Hubo algunas sorpresas. El Times, en una nota destacada, desechó todo el asunto con el titular: "Comedia sexual: Clark y sus adeptas conquistan hurras, no piedad". La historia se "sumaba a la inofensiva alegría de las naciones". Esto parecía raro en un periódico que declaró, hablando del caso Profumo, que era una "cuestión moral", y su director, Peter Stoddart, me confesó que no estaba muy seguro de la línea que había adoptado. Quizá tenga razón en arrepentirse. Por otra parte, los ataques contra Clark no parecían sinceros. Su suntuoso estilo de vida, se quejó Suzanne Moore en el Guardian, era particularmente duro para "aquellos de nosotros que tenemos que acurrucamos en umbrales con harapientos sacos de dormir y mendigar para sobrevivir". Santo cielo, sabía que el Guardian era mezquino, ¿pero ha llegado a ese extremo? Pensar que yo me imaginaba a la señorita Moore, estrella de las lloronas de ese periódico, cómodamente instalada en Swiss Cottage con una copa de chablis búlgaro en la mano, y ahora me entero de que duerme en la calle.
Jane Clark fue coronada "heroína de la semana" por la mayoría de los columnistas, encabezados por Linda Lee-Potter del Mail, esa infalible prueba de la opinión de la clase media acomodada. En cambio, nadie dijo nada bueno de los Harkess. Richard Littlejohn del Sun sintetizó la opinión general: "Serán recordados, a lo sumo, como un par de zorras tontas y un cornudo patético. Han tenido su cuarto de hora. Ya se pueden ir a casa". El doctor Raj Persaud, un psiquiatra del hospital Maudley contratado por el Mail para dar su opinión de experto, señaló que las mujeres Harkess padecían "baja autoestima". Pero el trabajo de este psiquiatra no me impresionó. Escribió que la "indiferencia de Clark a lo que pensaban otros lo convertía en un colega difícil en el gabinete". Pero el problema de Clark, como creí que todos sabían, es que nunca llegó al gabinete.

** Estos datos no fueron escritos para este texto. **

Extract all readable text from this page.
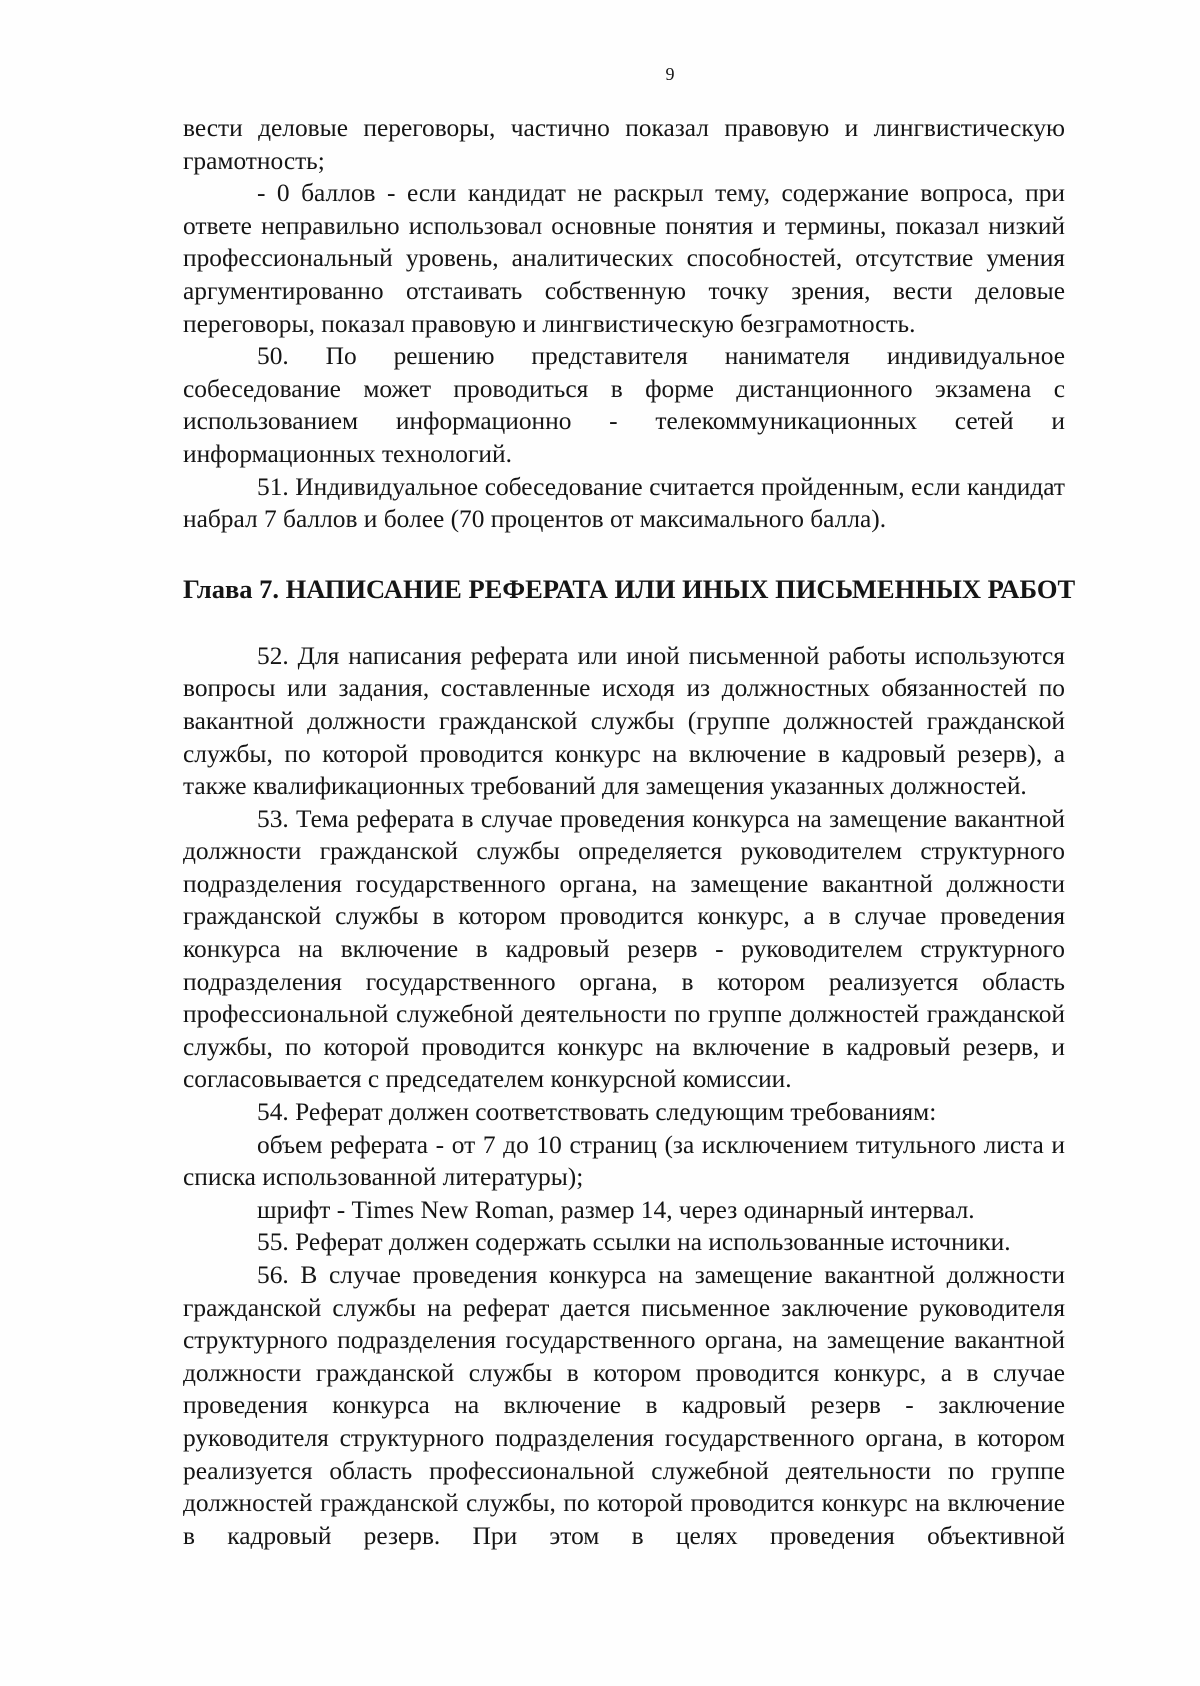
9

вести деловые переговоры, частично показал правовую и лингвистическую грамотность;

- 0 баллов - если кандидат не раскрыл тему, содержание вопроса, при ответе неправильно использовал основные понятия и термины, показал низкий профессиональный уровень, аналитических способностей, отсутствие умения аргументированно отстаивать собственную точку зрения, вести деловые переговоры, показал правовую и лингвистическую безграмотность.

50. По решению представителя нанимателя индивидуальное собеседование может проводиться в форме дистанционного экзамена с использованием информационно - телекоммуникационных сетей и информационных технологий.

51. Индивидуальное собеседование считается пройденным, если кандидат набрал 7 баллов и более (70 процентов от максимального балла).

Глава 7. НАПИСАНИЕ РЕФЕРАТА ИЛИ ИНЫХ ПИСЬМЕННЫХ РАБОТ

52. Для написания реферата или иной письменной работы используются вопросы или задания, составленные исходя из должностных обязанностей по вакантной должности гражданской службы (группе должностей гражданской службы, по которой проводится конкурс на включение в кадровый резерв), а также квалификационных требований для замещения указанных должностей.

53. Тема реферата в случае проведения конкурса на замещение вакантной должности гражданской службы определяется руководителем структурного подразделения государственного органа, на замещение вакантной должности гражданской службы в котором проводится конкурс, а в случае проведения конкурса на включение в кадровый резерв - руководителем структурного подразделения государственного органа, в котором реализуется область профессиональной служебной деятельности по группе должностей гражданской службы, по которой проводится конкурс на включение в кадровый резерв, и согласовывается с председателем конкурсной комиссии.

54. Реферат должен соответствовать следующим требованиям:

объем реферата - от 7 до 10 страниц (за исключением титульного листа и списка использованной литературы);

шрифт - Times New Roman, размер 14, через одинарный интервал.

55. Реферат должен содержать ссылки на использованные источники.

56. В случае проведения конкурса на замещение вакантной должности гражданской службы на реферат дается письменное заключение руководителя структурного подразделения государственного органа, на замещение вакантной должности гражданской службы в котором проводится конкурс, а в случае проведения конкурса на включение в кадровый резерв - заключение руководителя структурного подразделения государственного органа, в котором реализуется область профессиональной служебной деятельности по группе должностей гражданской службы, по которой проводится конкурс на включение в кадровый резерв. При этом в целях проведения объективной
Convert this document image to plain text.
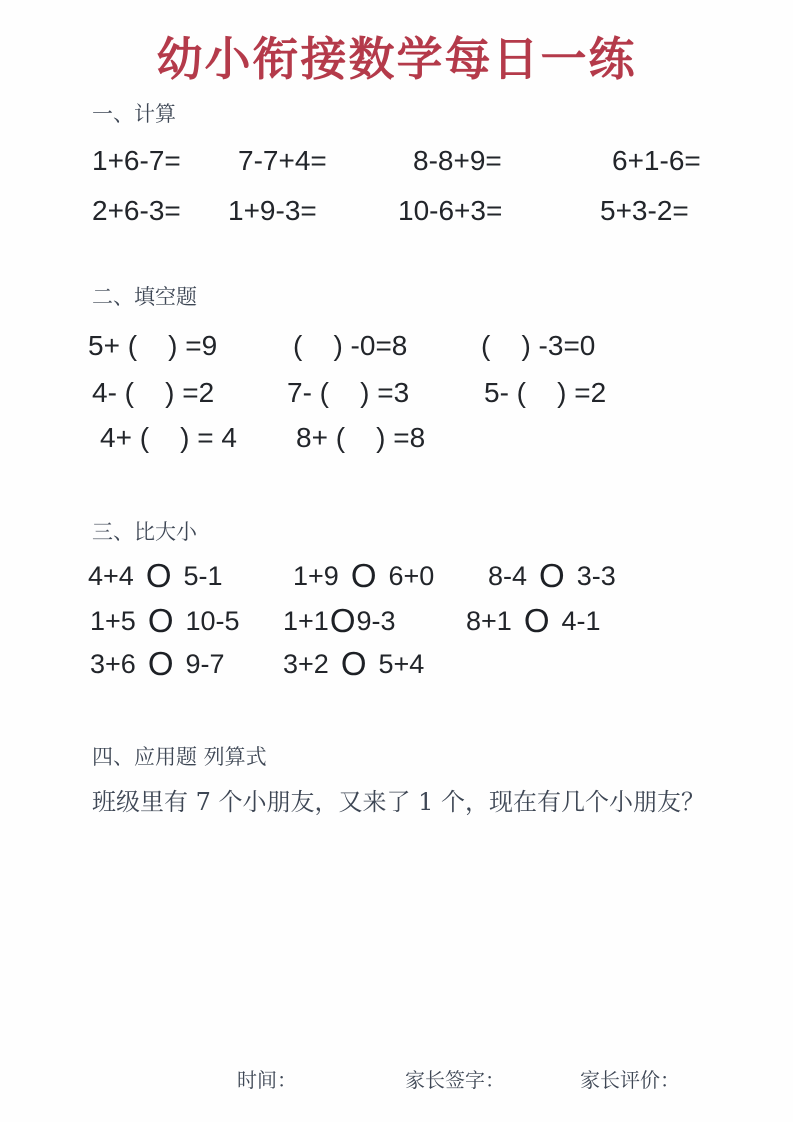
幼小衔接数学每日一练
一、计算
1+6-7= 7-7+4=	8-8+9=	6+1-6=
2+6-3= 1+9-3=	10-6+3=	5+3-2=
二、填空题
5+ (    ) =9	(    ) -0=8	(    ) -3=0
4- (    ) =2	7- (    ) =3	5- (    ) =2
4+ (    ) = 4 8+ (    ) =8
三、比大小
4+4 O 5-1	1+9 O 6+0 8-4 O 3-3
1+5 O 10-5 1+1O9-3	8+1 O 4-1
3+6 O 9-7 3+2 O 5+4
四、应用题 列算式
班级里有 7 个小朋友，又来了 1 个，现在有几个小朋友？
时间：	家长签字：	家长评价：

Ni siquiera Margaret Thatcher, que tenía cierta debilidad por él, lo pondría allí, y este fracaso lo indujo a renunciar a su puesto y a publicar sus diarios.
En general quedé defraudado por la ineptitud de Fleet Street para investigar el trasfondo de esta historia. ¿Por qué nadie señaló que el aspecto sombrío del carácter de Clark viene de su espantosa madre, ¿otra Jane? Era sumamente torpe y creo que es la única mujer, al menos en este reinado, que se cayó mientras le hacía una reverencia a la reina, hizo una cabriola espectacular y aterrizó sobre sus posaderas, provocando este lacónico comentario de la monarca: «Vaya porrazo». Creo que los reporteros tendrían que haber investigado mejor el aspecto legal del negocio de Clifford. Es, por cualquier definición, una molestia pública que debería ser eliminada. Y como tiene la costumbre de cobrar un porcentaje a mujeres que a su vez cobran por sus actividades adúlteras, ¿no corre el riesgo de que alguien lo señale con el dedo? ¿Por qué nadie ha sugerido a Barbara Mills, esa poco imaginativa y nada hiperactiva directora de Querellas Públicas, que tal vez existan fundamentos para arrestar a Clifford por vivir de ganancias inmorales? El enjuiciamiento y condena de este conspicuo fabricante de verdades a medias y narraciones lúbricas sería un final adecuado para el sitio de Saltwood Castle.